The house and yard on the west side of the Hypolitus neighborhood went on public sale; it was purchased by Dirk Haaxman for 2,500 guilders, 1,500 less than Leeuwenhoek had paid for it a century earlier. The house on the east side of the Oosteinde went to the maidservant Josina van der Sprenkel.

Leeuwenhoek's bequests of cash and bonds had similar complications.

Margaretha de Molijn died on 22 January 1730. Her bequest went to Philips de Molijn, Margaret van den Heuvel, widow of Coenraad Sceperus.

Maria, Cornelis, Adriana and Dirck Haaxman were still alive.

Rijkje van Leeuwen died in 1735. Jan van Leeuwen had died in October 1726. This bequest went to Catharina van Leeuwen, who died on 21 September 1737. Her bequests went to Margareta Cornelia Hobus.
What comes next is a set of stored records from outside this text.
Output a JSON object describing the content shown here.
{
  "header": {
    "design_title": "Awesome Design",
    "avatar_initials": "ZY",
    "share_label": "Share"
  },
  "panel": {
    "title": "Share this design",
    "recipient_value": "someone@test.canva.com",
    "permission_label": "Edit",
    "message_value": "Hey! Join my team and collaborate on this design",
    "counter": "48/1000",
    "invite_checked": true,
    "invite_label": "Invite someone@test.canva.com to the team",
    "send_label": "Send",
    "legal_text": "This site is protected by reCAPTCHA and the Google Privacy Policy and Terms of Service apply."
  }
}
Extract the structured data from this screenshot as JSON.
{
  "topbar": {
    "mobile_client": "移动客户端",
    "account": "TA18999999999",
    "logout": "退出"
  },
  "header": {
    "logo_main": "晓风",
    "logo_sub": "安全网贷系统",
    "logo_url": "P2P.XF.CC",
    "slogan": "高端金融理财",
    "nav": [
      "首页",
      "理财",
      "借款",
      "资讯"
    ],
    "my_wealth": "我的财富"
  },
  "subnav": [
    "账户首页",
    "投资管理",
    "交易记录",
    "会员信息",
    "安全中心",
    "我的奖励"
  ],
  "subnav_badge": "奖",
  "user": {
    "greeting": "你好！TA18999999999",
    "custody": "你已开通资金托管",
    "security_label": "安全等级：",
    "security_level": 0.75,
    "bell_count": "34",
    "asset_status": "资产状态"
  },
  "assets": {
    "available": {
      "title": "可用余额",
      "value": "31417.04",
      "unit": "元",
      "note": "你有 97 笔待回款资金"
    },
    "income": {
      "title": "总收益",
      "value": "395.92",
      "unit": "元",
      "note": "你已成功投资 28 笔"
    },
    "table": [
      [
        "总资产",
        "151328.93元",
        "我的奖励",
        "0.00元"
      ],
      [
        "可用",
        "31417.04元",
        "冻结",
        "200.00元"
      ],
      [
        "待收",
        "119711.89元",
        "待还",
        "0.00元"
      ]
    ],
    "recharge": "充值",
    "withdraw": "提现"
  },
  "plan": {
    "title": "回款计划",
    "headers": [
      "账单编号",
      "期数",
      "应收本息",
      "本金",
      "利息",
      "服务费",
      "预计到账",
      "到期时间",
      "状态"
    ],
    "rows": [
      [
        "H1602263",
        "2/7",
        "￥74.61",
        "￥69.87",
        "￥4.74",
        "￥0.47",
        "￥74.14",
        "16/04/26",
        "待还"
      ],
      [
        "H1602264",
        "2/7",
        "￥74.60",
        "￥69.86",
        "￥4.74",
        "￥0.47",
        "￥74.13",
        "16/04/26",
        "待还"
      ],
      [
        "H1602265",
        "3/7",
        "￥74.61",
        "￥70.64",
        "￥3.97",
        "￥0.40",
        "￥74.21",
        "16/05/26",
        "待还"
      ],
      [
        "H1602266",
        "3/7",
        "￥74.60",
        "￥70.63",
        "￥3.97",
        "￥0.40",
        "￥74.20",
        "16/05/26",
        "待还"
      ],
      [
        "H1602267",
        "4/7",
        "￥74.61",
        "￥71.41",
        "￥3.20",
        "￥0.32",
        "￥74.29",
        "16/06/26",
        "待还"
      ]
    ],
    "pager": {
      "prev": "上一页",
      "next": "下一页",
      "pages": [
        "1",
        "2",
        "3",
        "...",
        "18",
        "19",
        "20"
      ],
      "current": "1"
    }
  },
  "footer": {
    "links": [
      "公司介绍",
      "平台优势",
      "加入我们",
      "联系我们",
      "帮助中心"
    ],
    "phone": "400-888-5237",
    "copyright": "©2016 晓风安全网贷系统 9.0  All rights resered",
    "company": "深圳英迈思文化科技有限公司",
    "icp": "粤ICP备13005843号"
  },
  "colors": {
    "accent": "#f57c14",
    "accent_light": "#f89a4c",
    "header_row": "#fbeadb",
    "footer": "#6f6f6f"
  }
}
Adriaan Swalmius, now pensionary of the city of Schiedam, was still alive.

Maria Strik had died. Her bequest went to Jacobus, Katharina, Cornelia and Cornelis Ketting.

Maidservants Josina van der Sprenkel and Judith Oosterhout were still alive to receive theirs.

Legacies from Maria's estate went to Philips de Molijn, to the two maidservants, to Margareta and Jacoba Sceperus, grandchildren of Margareta de Molijn, and to the former maidservant Barbara van der Sprenkel.

Finally, the executors Mr. Willem van der Lely and Gerard van Assendelft as well as the Chamber of Charitate were to see to it that the regents of the Chamber should at all times have the tomb needle in the Old Church of Delft, which Maria had erected in honor of her father, cleaned and properly maintained.

On October 28, 1755, the executors of the will of Anthoni and Maria Leeuwenhoek on the inheritance of Margareta Cornelia Hobus declared that, in view of her childless death on September 26, 1748, had to be refused for half to the heirs of father's side and half of them to those of mother's side, that no heirs of mother's side (of Maria Leeuwenhoek) have made themselves known, in spite of their best efforts to find them, including advertisements in newspapers.

They request the Orphanage of Delft to keep that part under them. The handling gave problems; it was litigated before the Court of Holland (source?). Eventually the account of the estate of Maria Leeuwenhoek took place on 23 September 1776.